🤖 AI Summary
Current multi-agent generative AI systems exhibit limited flexibility, poor modularity, and low iterative efficiency in applications such as social science modeling, interactive narrative generation, and AI evaluation. To address these challenges, this paper proposes a tabletop role-playing game (TTRPG)-inspired multi-agent simulation framework. Its core innovation is a configurable and composable Game Master (GM) agent serving as a high-level coordinator, coupled with an Entity-Component architecture that decouples behavioral logic, state data, and configuration definitions. This design enables dynamic environment generation, customizable interaction rules, and rapid scenario reconfiguration. Integrated into the open-source Concordia library, the framework demonstrates empirically improved modularity, cross-scenario reusability, and scalable extensibility.
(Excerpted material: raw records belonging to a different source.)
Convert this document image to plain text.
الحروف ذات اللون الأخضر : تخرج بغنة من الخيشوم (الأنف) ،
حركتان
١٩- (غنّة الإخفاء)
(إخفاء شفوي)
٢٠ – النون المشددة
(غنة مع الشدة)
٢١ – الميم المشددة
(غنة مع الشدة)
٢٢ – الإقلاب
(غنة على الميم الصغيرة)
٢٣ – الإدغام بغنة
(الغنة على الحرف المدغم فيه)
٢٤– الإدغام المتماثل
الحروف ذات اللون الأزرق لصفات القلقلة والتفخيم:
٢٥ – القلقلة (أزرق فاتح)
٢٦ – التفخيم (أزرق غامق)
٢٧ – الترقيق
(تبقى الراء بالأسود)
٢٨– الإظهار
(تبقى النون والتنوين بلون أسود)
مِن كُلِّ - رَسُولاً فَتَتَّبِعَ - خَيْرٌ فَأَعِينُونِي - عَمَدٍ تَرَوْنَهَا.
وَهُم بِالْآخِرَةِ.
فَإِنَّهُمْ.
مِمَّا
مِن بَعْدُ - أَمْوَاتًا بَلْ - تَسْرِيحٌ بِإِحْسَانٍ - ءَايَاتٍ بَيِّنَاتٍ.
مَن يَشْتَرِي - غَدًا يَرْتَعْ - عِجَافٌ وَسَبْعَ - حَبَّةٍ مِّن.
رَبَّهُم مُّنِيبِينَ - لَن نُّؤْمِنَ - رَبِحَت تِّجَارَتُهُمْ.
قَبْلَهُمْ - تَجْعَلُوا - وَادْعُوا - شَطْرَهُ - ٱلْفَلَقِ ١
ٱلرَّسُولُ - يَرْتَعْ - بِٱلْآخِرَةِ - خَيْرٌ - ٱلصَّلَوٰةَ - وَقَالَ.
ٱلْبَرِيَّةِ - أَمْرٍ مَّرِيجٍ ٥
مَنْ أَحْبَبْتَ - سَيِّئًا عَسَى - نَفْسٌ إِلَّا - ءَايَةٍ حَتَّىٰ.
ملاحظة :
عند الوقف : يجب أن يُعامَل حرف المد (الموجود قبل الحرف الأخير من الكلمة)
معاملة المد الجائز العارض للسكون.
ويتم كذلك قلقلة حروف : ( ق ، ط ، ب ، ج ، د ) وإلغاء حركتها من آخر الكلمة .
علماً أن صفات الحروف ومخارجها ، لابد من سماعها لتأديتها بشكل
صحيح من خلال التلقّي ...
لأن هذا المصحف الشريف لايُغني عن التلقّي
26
It provides a reusable methodology and practical paradigm for the engineering development of generative multi-agent systems.
📝 Abstract
Generative AI can be used in multi-actor environments with purposes ranging from social science modeling to interactive narrative and AI evaluation. Supporting this diversity of use cases -- which we classify as Simulationist, Dramatist, and Evaluationist -- demands a flexible scenario definition framework. We argue here that a good approach is to take inspiration from tabletop role-playing games (TTRPGs), where a Game Master (GM) is responsible for the environment and generates all parts of the story not directly determined by the voluntary actions of player characters. We argue that the Entity-Component architectural pattern is useful here. In such a system, the GM is not a hardcoded computer game but is itself a configurable entity, composed of components just like any other actor. By design, the approach allows for a separation between the underlying implementation details handled by an engineer, the creation of reusable components, and their composition and configuration managed by a designer who constructs entities from the components. This separation of concerns is instrumental for achieving rapid iteration, maintaining modularity, and ultimately to ensure scalability. We describe the ongoing evolution of the Concordia library in terms of this philosophy, demonstrating how it allows users to effectively configure scenarios that align with their specific goals.